For years, Peter Hitchens has warned his countrymen that the erosion of rights coupled with the coddling of criminals in England would lead to disastrous consequences.

And this August, the proverbial chickens of which Hitchens warned came home to roost. The criminal society that England’s progressives fostered over the past decades erupted into chaos, with police unwilling and citizens unable to stop the carnage.

“Bitter laughter is my main response,” Hitchens wrote in the Sunday Mail in response to the riots. “You are surprised by what has happened? Why? …

“The great majority of the looters, smashers, burners and muggers have not been arrested and never will be. Our long-enfeebled police were so useless at the start that thousands of crimes were committed with total impunity,” he said. “Now we know why they don’t call themselves ‘police forces’ any more. But they aren’t ‘services’ either, for they certainly don’t serve us or do what we want them to do, preferring to arrest us for defending ourselves. The criminals, who are cunning without being intelligent, all know this. They will wait for the next chance.

“They have all learned what most British politicians somehow cannot grasp—that the more encounters you have with our justice system, the less you fear it. A few ‘exemplary’ sentences—none of which will be served in full, or anything near it—will only help to spread the word that arson, robbery, violence, spite and selfishness are not punished here any more. Indeed, these are the things we are now famous for around a world that once respected us,” he said.

“And that is why we have many more nasty surprises waiting for us, here in The Country Formerly Known as Great Britain.”

Sadly, Great Britain isn’t the only country that could have more nasty surprises waiting.

“All Americans should pay close attention to the riots in Great Britain, because this is the criminal utopia that gun-ban extremists at the United Nations, and in our own White House, want to impose on us,” the NRA’s Cox warned soon after the riots. “Next year, the U.N. will convene leaders from various countries around the world to finish writing an international Arms Trade Treaty that could severely restrict or even outright ban Americans’ right to sell, purchase, carry or own a firearm. Anti-gun extremists have been working on this treaty for well over a decade. Now they’re closer than ever to realizing their dream.

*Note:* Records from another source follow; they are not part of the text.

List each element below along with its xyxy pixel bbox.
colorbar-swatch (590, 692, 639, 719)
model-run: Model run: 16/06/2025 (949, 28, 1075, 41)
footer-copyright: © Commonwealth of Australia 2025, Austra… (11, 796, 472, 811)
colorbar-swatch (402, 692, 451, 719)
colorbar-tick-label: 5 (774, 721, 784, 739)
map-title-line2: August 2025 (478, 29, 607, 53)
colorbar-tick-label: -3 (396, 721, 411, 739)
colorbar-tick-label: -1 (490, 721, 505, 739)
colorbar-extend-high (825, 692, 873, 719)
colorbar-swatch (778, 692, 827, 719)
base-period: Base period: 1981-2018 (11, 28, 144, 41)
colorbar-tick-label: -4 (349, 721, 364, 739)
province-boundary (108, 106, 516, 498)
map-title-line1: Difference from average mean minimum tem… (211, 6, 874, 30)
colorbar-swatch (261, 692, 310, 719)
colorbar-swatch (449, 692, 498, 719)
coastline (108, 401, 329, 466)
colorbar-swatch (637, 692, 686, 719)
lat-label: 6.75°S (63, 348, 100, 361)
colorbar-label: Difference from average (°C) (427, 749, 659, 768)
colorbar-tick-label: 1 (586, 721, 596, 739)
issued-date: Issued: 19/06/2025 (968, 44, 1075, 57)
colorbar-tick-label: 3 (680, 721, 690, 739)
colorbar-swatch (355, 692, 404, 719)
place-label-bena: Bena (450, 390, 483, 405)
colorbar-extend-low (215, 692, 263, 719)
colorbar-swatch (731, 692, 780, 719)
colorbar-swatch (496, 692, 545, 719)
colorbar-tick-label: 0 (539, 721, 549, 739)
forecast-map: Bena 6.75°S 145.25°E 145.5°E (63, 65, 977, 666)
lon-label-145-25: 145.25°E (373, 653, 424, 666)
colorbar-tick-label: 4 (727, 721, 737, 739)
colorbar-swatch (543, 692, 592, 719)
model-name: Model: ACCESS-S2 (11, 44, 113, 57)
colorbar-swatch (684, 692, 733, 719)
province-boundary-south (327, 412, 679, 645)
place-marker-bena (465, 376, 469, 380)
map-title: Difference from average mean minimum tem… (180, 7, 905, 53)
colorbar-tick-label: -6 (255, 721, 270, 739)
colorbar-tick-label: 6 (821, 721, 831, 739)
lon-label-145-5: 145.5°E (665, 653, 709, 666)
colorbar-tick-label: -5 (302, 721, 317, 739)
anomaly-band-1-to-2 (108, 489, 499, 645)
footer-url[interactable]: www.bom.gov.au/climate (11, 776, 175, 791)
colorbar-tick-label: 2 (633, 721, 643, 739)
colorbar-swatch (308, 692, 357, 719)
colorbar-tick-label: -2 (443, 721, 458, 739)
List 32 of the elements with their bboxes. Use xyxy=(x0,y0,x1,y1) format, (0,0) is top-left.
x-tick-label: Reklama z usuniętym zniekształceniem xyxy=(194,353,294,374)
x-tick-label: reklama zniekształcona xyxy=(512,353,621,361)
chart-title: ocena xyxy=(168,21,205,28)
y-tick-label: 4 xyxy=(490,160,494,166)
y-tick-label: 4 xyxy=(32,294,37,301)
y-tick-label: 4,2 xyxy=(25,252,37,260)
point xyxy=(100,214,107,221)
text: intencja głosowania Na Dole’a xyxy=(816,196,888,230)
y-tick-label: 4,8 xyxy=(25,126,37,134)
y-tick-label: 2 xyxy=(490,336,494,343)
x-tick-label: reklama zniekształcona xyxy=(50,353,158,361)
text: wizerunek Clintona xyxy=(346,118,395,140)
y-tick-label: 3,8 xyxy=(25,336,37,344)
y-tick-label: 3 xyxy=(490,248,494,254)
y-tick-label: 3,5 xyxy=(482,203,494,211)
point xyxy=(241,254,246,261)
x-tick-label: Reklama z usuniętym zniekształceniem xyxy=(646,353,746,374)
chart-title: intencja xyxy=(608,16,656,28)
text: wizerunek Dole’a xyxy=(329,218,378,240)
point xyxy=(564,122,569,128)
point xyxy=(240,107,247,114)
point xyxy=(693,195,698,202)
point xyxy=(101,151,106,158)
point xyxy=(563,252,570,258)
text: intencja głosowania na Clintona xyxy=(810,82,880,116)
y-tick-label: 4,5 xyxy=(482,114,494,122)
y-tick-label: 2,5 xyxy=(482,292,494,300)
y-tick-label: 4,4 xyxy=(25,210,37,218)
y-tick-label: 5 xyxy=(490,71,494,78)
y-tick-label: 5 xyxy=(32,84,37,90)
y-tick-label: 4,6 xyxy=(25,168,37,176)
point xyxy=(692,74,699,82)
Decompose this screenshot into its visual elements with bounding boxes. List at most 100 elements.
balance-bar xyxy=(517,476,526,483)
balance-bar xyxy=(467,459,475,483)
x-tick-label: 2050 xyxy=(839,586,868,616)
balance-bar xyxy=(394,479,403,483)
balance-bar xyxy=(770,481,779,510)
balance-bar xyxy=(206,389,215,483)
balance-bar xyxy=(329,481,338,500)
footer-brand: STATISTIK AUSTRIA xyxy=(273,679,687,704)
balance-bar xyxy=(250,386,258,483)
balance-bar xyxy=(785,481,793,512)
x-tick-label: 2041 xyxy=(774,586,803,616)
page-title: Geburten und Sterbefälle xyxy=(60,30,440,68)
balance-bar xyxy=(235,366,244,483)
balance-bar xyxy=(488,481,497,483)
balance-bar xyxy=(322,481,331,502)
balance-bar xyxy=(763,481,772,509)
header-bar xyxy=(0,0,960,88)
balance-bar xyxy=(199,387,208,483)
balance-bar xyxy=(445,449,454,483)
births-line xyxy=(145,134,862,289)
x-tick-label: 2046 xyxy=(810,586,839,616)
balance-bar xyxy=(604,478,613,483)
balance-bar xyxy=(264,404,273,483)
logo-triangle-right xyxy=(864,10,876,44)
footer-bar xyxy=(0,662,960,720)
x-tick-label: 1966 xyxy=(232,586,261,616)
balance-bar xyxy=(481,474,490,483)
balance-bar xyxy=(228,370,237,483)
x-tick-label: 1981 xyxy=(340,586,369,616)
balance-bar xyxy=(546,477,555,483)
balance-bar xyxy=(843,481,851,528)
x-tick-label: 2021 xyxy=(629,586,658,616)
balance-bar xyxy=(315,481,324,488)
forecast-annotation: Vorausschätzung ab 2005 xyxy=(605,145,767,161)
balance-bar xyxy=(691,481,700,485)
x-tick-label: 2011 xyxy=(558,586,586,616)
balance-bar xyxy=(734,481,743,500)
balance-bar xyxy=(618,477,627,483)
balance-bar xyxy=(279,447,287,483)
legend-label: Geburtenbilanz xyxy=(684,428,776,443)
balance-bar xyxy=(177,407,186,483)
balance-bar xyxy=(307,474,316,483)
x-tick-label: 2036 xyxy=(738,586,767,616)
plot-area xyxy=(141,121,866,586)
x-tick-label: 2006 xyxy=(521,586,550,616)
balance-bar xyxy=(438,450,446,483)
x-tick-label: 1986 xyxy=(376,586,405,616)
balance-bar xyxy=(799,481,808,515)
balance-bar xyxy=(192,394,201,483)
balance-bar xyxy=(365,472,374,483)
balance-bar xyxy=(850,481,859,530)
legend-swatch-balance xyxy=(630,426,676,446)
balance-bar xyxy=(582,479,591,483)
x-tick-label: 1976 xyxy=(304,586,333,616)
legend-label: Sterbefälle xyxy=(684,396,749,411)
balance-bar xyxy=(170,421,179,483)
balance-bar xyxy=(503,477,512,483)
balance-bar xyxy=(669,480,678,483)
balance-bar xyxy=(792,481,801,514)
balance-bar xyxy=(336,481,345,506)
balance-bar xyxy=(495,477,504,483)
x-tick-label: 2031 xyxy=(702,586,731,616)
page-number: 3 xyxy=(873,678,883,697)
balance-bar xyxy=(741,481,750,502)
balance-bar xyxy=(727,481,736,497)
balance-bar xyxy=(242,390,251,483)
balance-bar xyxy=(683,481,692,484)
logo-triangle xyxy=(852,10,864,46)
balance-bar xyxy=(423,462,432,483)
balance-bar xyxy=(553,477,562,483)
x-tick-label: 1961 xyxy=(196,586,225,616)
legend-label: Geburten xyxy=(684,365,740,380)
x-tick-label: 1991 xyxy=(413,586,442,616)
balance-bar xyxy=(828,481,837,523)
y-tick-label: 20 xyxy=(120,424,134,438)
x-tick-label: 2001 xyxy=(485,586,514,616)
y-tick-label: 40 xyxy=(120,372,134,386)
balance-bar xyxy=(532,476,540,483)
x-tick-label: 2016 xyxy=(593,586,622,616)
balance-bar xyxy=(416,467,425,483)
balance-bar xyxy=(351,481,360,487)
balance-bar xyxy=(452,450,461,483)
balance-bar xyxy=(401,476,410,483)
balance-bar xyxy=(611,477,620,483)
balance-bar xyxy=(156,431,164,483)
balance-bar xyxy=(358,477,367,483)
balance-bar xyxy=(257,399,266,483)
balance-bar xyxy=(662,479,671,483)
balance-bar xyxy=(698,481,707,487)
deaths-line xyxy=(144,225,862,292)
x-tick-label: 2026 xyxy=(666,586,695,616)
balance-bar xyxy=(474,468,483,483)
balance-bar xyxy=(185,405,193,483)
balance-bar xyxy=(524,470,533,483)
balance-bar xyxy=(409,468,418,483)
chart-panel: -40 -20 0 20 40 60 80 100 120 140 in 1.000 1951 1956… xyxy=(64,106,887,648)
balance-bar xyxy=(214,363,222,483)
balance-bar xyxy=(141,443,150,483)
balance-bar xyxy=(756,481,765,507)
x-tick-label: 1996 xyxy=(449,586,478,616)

“Ironically,” Cox said, “the British government is one of the strongest proponents of this latest U.N. scheme to destroy our Second Amendment rights. Evidently, British politicians think America and the rest of the world should enjoy the same results that were on full display in London.”

In 2004, when the United Nations was laying the groundwork for what would become the international Arms Trade Treaty, the NRA’s LaPierre traveled to London to debate Rebecca Peters, architect of the gun ban in Australia that was modeled after Britain’s own disarmament scheme, and then-head of the U.N.’s global push to ban civilian firearm ownership.

Asked during the debate why Americans should sacrifice their Second Amendment rights at the altar of global gun control, Peters answered smugly, “It seems to me the National Rifle Association would say all people on earth are created equal, but some people—Americans—are created more equal than others. No, Americans are people like everyone else on earth. They should abide by the same rules as everyone else.”

Seven years later, as the United Nations continues its attempts to subjugate the Second Amendment so Americans will “abide by the same rules as everyone else,” LaPierre made clear to those at the U.N.—and those here at home working toward the same goal—that the Right to Keep and Bear Arms is non-negotiable.

“The cornerstone of our freedom is the Second Amendment,” LaPierre said in his address to the U.N. this past July. “Neither the United Nations, nor any other foreign influence, has the authority to meddle with the freedoms guaranteed by our Bill of Rights, endowed by our Creator and due to all humankind.”

Much like England, the United States could well be destroyed from within by those working to dismantle this cornerstone of freedom. This coming election season, the future of our country surely hangs in the balance.